I have ~100 tensorflow models to train, and on each training I run keras-tuner
to find the best hyperparameters for each model. To save time, I would like to train one of these models per CPU core.
However, I think that the parallel trainings are overwriting each other’s checkpoint, because when I run get_best_models()
I get the following traceback:
1720 tuner.search(X_train, y_train, epochs=config.DIRECTOR_EPOCHS,
1721 validation_split=0.15, callbacks=[callbacks],
1722 verbose=0)
1724 # Let's extract the director model from the best fitted model
-> 1725 best_model = tuner.get_best_models()[0]
1726 director = keras.Model(inputs=best_model.get_layer('_').input,
1727 outputs=[
1728 best_model.get_layer('__').output,
1729 best_model.get_layer('___').output
1730 ],
1731 name=f'director_h{h}')
1732 self.directors[f'director_h{h}'] = director
File ~PycharmProjectsOrchestraomnienergy-orchestravenvlibsite-packageskeras_tunerenginetuner.py:366, in Tuner.get_best_models(self, num_models)

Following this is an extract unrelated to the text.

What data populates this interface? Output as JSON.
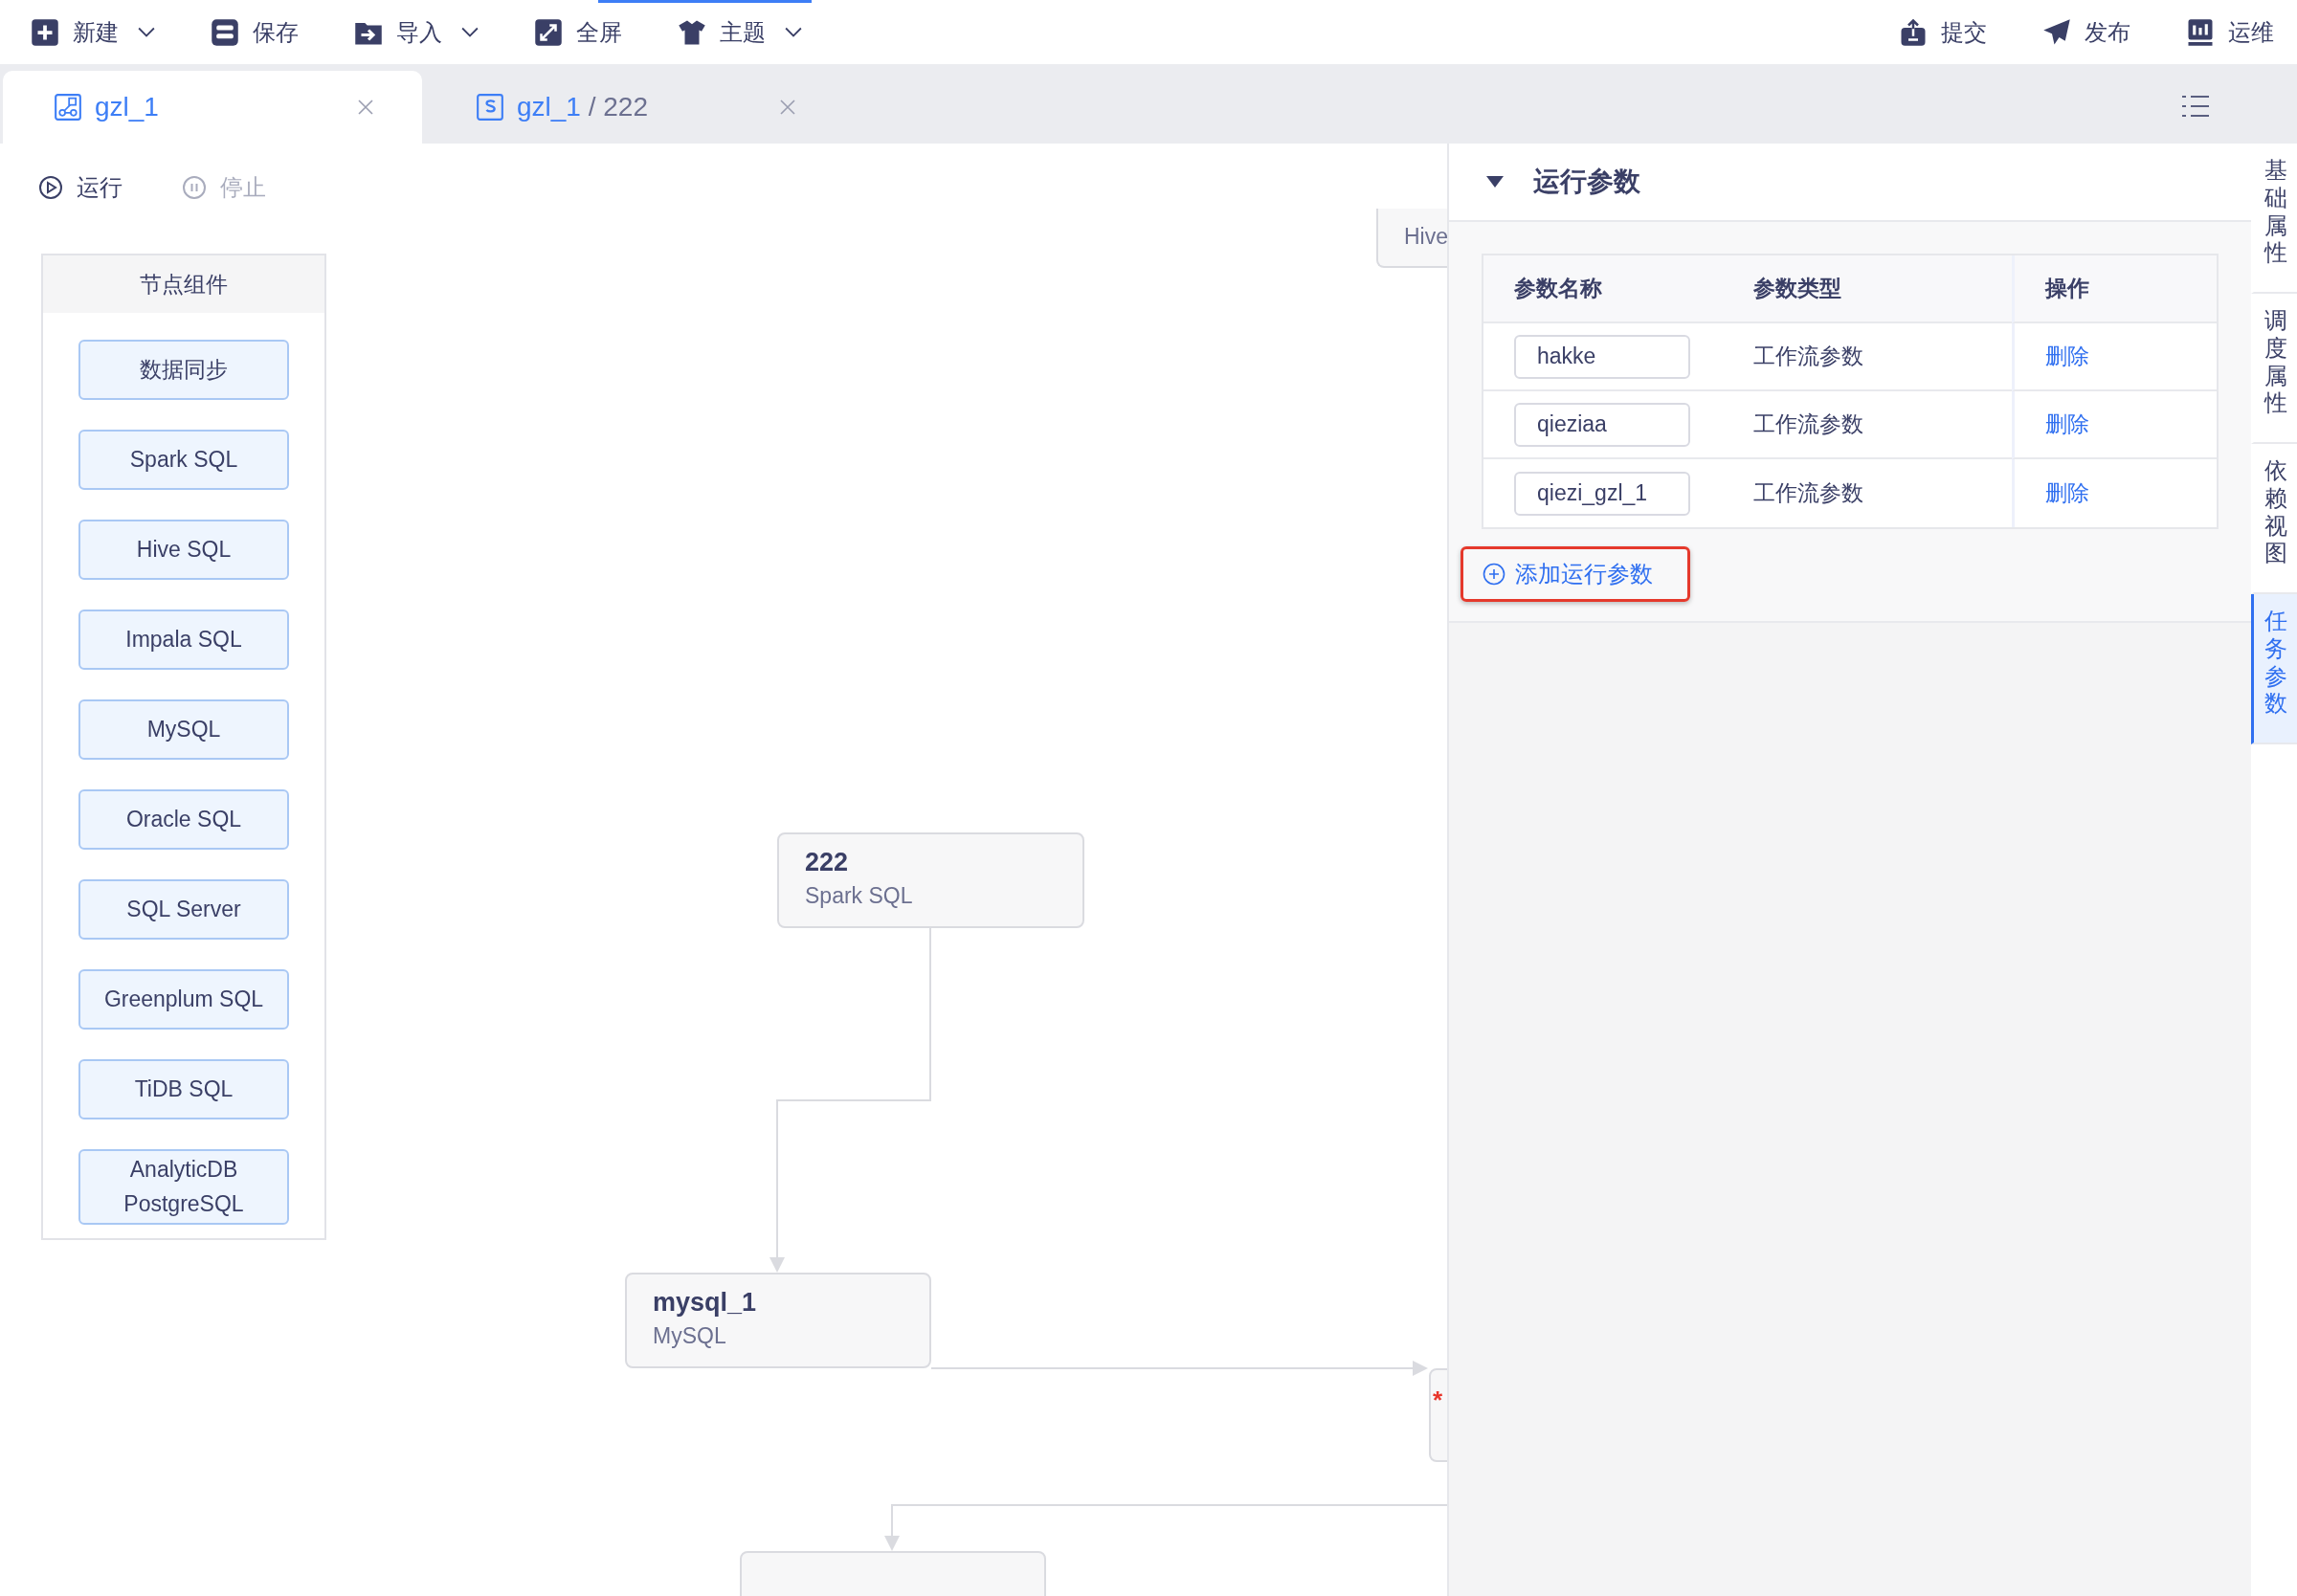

348 """Returns the best model(s), as determined by the tuner's objective.
349
350 The models are loaded with the weights corresponding to
(...)
363 List of trained model instances sorted from the best to the worst.
364 """
365 # Method only exists in this class for the docstring override.
--> 366 return super().get_best_models(num_models)

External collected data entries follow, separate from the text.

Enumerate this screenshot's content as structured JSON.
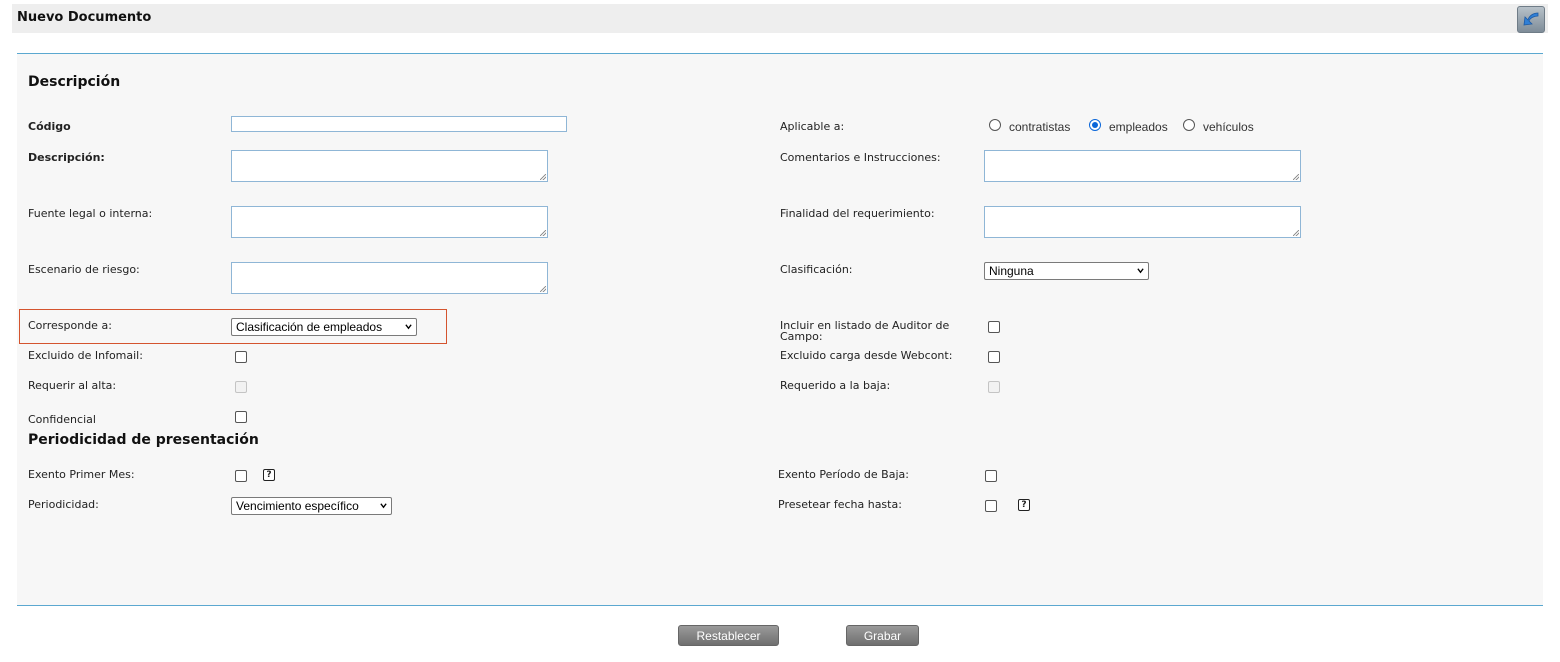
{
  "header": {
    "title": "Nuevo Documento",
    "back_icon": "back-arrow-icon"
  },
  "sections": {
    "descripcion": "Descripción",
    "periodicidad": "Periodicidad de presentación"
  },
  "left": {
    "codigo_label": "Código",
    "codigo_value": "",
    "descripcion_label": "Descripción:",
    "fuente_label": "Fuente legal o interna:",
    "escenario_label": "Escenario de riesgo:",
    "corresponde_label": "Corresponde a:",
    "corresponde_value": "Clasificación de empleados",
    "excluido_infomail_label": "Excluido de Infomail:",
    "requerir_alta_label": "Requerir al alta:",
    "confidencial_label": "Confidencial"
  },
  "right": {
    "aplicable_label": "Aplicable a:",
    "aplicable_options": [
      "contratistas",
      "empleados",
      "vehículos"
    ],
    "aplicable_selected": "empleados",
    "comentarios_label": "Comentarios e Instrucciones:",
    "finalidad_label": "Finalidad del requerimiento:",
    "clasificacion_label": "Clasificación:",
    "clasificacion_value": "Ninguna",
    "incluir_auditor_label_1": "Incluir en listado de Auditor de",
    "incluir_auditor_label_2": "Campo:",
    "excluido_webcont_label": "Excluido carga desde Webcont:",
    "requerido_baja_label": "Requerido a la baja:"
  },
  "periodicidad": {
    "exento_primer_mes_label": "Exento Primer Mes:",
    "periodicidad_label": "Periodicidad:",
    "periodicidad_value": "Vencimiento específico",
    "exento_baja_label": "Exento Período de Baja:",
    "presetear_label": "Presetear fecha hasta:",
    "help_glyph": "?"
  },
  "buttons": {
    "restablecer": "Restablecer",
    "grabar": "Grabar"
  },
  "colors": {
    "accent_line": "#5ba8d0",
    "highlight": "#d4542e",
    "radio_checked": "#0a66d9"
  }
}
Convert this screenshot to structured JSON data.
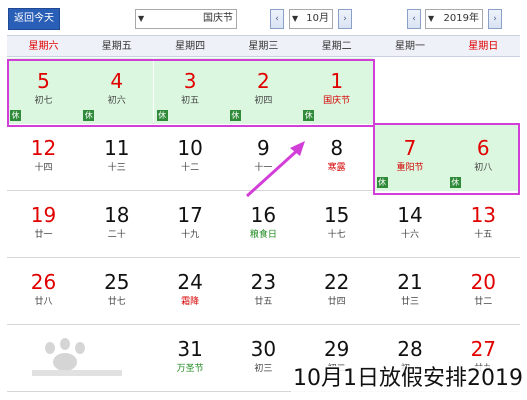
{
  "toolbar": {
    "back_today_label": "返回今天",
    "holiday_select_value": "国庆节",
    "month_select_value": "10月",
    "year_select_value": "2019年",
    "prev_arrow": "‹",
    "next_arrow": "›"
  },
  "weekdays": [
    "星期六",
    "星期五",
    "星期四",
    "星期三",
    "星期二",
    "星期一",
    "星期日"
  ],
  "weeks": [
    [
      {
        "day": "5",
        "lunar": "初七",
        "holiday": true
      },
      {
        "day": "4",
        "lunar": "初六",
        "holiday": true
      },
      {
        "day": "3",
        "lunar": "初五",
        "holiday": true
      },
      {
        "day": "2",
        "lunar": "初四",
        "holiday": true
      },
      {
        "day": "1",
        "lunar": "国庆节",
        "holiday": true
      },
      null,
      null
    ],
    [
      {
        "day": "12",
        "lunar": "十四"
      },
      {
        "day": "11",
        "lunar": "十三"
      },
      {
        "day": "10",
        "lunar": "十二"
      },
      {
        "day": "9",
        "lunar": "十一"
      },
      {
        "day": "8",
        "lunar": "寒露"
      },
      {
        "day": "7",
        "lunar": "重阳节",
        "holiday": true
      },
      {
        "day": "6",
        "lunar": "初八",
        "holiday": true
      }
    ],
    [
      {
        "day": "19",
        "lunar": "廿一"
      },
      {
        "day": "18",
        "lunar": "二十"
      },
      {
        "day": "17",
        "lunar": "十九"
      },
      {
        "day": "16",
        "lunar": "粮食日"
      },
      {
        "day": "15",
        "lunar": "十七"
      },
      {
        "day": "14",
        "lunar": "十六"
      },
      {
        "day": "13",
        "lunar": "十五"
      }
    ],
    [
      {
        "day": "26",
        "lunar": "廿八"
      },
      {
        "day": "25",
        "lunar": "廿七"
      },
      {
        "day": "24",
        "lunar": "霜降"
      },
      {
        "day": "23",
        "lunar": "廿五"
      },
      {
        "day": "22",
        "lunar": "廿四"
      },
      {
        "day": "21",
        "lunar": "廿三"
      },
      {
        "day": "20",
        "lunar": "廿二"
      }
    ],
    [
      null,
      null,
      {
        "day": "31",
        "lunar": "万圣节"
      },
      {
        "day": "30",
        "lunar": "初三"
      },
      {
        "day": "29",
        "lunar": "初二"
      },
      {
        "day": "28",
        "lunar": "初一"
      },
      {
        "day": "27",
        "lunar": "廿九"
      }
    ]
  ],
  "holiday_badge": "休",
  "caption": "10月1日放假安排2019",
  "colors": {
    "highlight_bg": "#dbf7e0",
    "frame": "#d23ed8",
    "weekend_red": "#e00000",
    "badge_green": "#2f8a3a"
  }
}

File ~PycharmProjectsOrchestraomnienergy-orchestravenvlibsite-packageskeras_tunerenginebase_tuner.py:364, in BaseTuner.get_best_models(self, num_models)
349 """Returns the best model(s), as determined by the objective.
350
351 This method is for querying the models trained during the search.
(...)
361 List of trained models sorted from the best to the worst.
362 """
363 best_trials = self.oracle.get_best_trials(num_models)
--> 364 models = [self.load_model(trial) for trial in best_trials]
365 return models
File ~PycharmProjectsOrchestraomnienergy-orchestravenvlibsite-packageskeras_tunerenginebase_tuner.py:364, in <listcomp>(.0)
349 """Returns the best model(s), as determined by the objective.
350
351 This method is for querying the models trained during the search.
(...)
361 List of trained models sorted from the best to the worst.
362 """
363 best_trials = self.oracle.get_best_trials(num_models)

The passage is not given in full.